Le Journal de Montreal - Weekend
QUAND LE DESTIN NOUS FAIT TRÉBUCHER
Auteure star de la littérature française, avec plus de deux millions d’exemplaires vendus, Agnès Martin-Lugand revient cet été avec un roman très émouvant, À la lumière du petit matin. Son héroïne, professeure de danse, sombre dans la mélancolie à cause d’une liaison qui ne mène nulle part. Jusqu’à ce qu’un choc important vienne la sortir de sa torpeur.
Hortense, à la veille de ses 40 ans, partage ses journées entre son métier de professeur de danse et sa liaison torride avec Aymeric, un homme narcissique déjà engagé qui l’a complètement séduite.
Elle dit qu’elle est heureuse... jusqu’au jour où elle a le sentiment de devenir spectatrice de sa propre vie. La prise de conscience s’opère tandis qu’elle séjourne à La Bastide, la maison provençale de ses parents décédés.
« Beaucoup de lecteurs, un peu comme tous les ans, me disent qu’ils se sont attachés à Hortense, et qu’ils s’y sont identifiés même sans avoir vécu cette situation. Ils ont été vraiment en empathie avec elle », partage Agnès Martin-Lugand, en entrevue.
Plusieurs d’entre eux vouent une haine féroce à Aymeric, d’autres lui donnent des retours qui rejoignent son ressenti vis-à-vis de cet homme-là.
« Je ne peux pas détester complètement Aymeric – c’est impossible, je l’ai créé. Mais les lecteurs ont une empathie pour Hortense et n’avaient pas envie de terminer le livre parce qu’ils ne voulaient pas quitter La Bastide. »
LE CORPS, AU CENTRE
La première chose à laquelle la romancière a songé, pour écrire ce roman, est l’image d’une professeure de danse qui se blesse.
« J’avais vraiment envie de travailler le rapport au corps. Très rapidement, sa situation amoureuse avec Aymeric s’est ajoutée à ça. Pour moi, ça allait aussi dans le sens de son rapport au corps : finalement, son corps, c’est son moyen de communication avec Aymeric. Et c’est l’image qu’elle dégage d’elle-même pour lui aussi. Elle fait tout pour lui plaire et ne lui montre pas la vraie Hortense. »
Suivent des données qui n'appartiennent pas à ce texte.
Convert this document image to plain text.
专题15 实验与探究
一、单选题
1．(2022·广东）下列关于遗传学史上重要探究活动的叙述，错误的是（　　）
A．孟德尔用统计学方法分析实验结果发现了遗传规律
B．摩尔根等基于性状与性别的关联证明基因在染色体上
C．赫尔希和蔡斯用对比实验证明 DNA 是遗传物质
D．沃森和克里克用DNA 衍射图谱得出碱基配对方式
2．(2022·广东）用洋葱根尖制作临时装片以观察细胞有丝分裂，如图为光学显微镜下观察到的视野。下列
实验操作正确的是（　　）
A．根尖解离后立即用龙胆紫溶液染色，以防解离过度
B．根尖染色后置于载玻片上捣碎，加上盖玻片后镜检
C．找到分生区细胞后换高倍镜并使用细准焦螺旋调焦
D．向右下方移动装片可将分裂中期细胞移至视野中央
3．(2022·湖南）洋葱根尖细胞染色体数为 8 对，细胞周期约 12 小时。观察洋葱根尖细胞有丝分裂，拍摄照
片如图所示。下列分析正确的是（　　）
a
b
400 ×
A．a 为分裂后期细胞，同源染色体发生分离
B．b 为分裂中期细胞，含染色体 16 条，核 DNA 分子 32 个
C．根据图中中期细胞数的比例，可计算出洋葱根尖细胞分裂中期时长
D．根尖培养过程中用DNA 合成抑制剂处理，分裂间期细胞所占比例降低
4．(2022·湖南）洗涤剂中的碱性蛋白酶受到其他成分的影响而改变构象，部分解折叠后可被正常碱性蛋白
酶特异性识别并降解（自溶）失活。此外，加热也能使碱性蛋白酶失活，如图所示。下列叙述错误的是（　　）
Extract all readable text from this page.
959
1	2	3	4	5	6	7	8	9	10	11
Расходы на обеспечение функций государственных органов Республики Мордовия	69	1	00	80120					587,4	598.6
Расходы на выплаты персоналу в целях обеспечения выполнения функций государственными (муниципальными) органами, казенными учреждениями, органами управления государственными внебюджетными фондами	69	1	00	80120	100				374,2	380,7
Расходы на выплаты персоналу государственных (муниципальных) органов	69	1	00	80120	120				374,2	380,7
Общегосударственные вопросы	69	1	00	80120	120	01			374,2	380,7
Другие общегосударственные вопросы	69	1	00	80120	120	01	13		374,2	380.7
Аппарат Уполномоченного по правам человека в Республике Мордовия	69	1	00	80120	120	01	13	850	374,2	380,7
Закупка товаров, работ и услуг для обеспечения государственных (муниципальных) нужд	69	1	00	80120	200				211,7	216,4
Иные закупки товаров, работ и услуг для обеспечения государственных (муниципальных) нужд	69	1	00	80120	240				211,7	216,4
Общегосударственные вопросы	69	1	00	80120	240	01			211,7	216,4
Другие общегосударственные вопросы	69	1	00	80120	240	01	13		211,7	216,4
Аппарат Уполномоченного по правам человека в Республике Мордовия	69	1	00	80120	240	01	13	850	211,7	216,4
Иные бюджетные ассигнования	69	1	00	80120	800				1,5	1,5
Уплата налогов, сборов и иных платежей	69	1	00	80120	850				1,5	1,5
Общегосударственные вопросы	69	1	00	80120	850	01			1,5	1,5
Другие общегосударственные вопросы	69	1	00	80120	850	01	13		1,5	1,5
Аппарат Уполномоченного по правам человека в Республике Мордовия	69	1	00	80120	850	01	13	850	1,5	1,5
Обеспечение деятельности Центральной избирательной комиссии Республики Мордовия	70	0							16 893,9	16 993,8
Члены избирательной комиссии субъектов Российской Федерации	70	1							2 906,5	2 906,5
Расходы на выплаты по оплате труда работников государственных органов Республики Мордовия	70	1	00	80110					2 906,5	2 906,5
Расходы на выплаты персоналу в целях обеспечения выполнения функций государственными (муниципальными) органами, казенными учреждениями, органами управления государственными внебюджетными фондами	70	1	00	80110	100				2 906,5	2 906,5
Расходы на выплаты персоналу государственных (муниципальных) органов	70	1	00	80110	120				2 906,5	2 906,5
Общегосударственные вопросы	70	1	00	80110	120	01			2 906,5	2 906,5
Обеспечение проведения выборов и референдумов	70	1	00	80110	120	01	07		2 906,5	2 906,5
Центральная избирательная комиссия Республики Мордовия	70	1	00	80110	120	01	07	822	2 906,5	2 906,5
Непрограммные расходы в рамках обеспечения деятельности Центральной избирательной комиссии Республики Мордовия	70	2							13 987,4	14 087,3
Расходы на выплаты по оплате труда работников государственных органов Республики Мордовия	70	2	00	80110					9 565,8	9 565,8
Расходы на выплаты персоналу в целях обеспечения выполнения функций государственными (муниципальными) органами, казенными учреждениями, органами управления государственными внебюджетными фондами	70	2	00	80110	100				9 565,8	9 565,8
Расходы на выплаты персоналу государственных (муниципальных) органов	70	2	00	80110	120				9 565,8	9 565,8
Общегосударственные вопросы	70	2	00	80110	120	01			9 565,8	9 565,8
Agnès a eu envie de sortir de la caricature de la maîtresse, femme fatale, briseuse de famille, assez méchante. « J’avais envie de parler de la femme amoureuse qui souffre en silence, tout simplement, et dans le secret. »
La souffrance psychologique rejoint la souffrance physique, avec la blessure.
« Elle a mal partout, en fait. Avec sa vraie blessure physique, j’avais envie de la déposséder de ce corps qui servait à tout et à n’importe quoi, pour qu’elle apprenne à s’exprimer d’une autre manière que par son corps. Elle n’utilise que ça pour exprimer ses chagrins, pour exprimer sa joie et j’avais envie de lui apprendre à parler autrement qu’avec son corps. » L’écrivaine ne voulait pas porter de jugement et a choisi un sujet audacieux.
« Je savais que je prenais le risque d’en déranger certains en parlant de ça. Mais c’était ça que je voulais raconter. Ça a été une écriture très intéressante, un apprentissage. Il y a eu de grands moments de doutes – c’est nourrissant aussi –, mais j’ai vécu un yoyo émotionnel en l’écrivant. La situation d’Hortense faisait que moi-même, je me posais des questions. J’ai écrit comme mes tripes me disaient d’écrire. »
RETOUR AUX SOURCES
À travers le changement d’Hortense, Agnès a vraiment aimé la faire revenir aux sources.
« C’est quelque chose que je n’avais pas fait. Les changements de vie de mes précédentes héroïnes, elles avaient tendance à partir ailleurs, et jamais revenir d’où elles venaient. Avec Hortense, j’ai eu envie de la ramener à sa source, à ses origines. Pour qu’elle se rende compte qu’elle avait fui la douleur de perdre ses parents, cette maison et cette région, alors que finalement, c’est là qu’elle était elle-même. »
Agnès Martin-Lugand a vendu plus de 2 millions de livres en France et à l’étranger. Ses livres sont traduits dans 32 pays. Elle a écrit Les gens heureux lisent et boivent du café et J’ai toujours cette musique dans la tête, entre autres.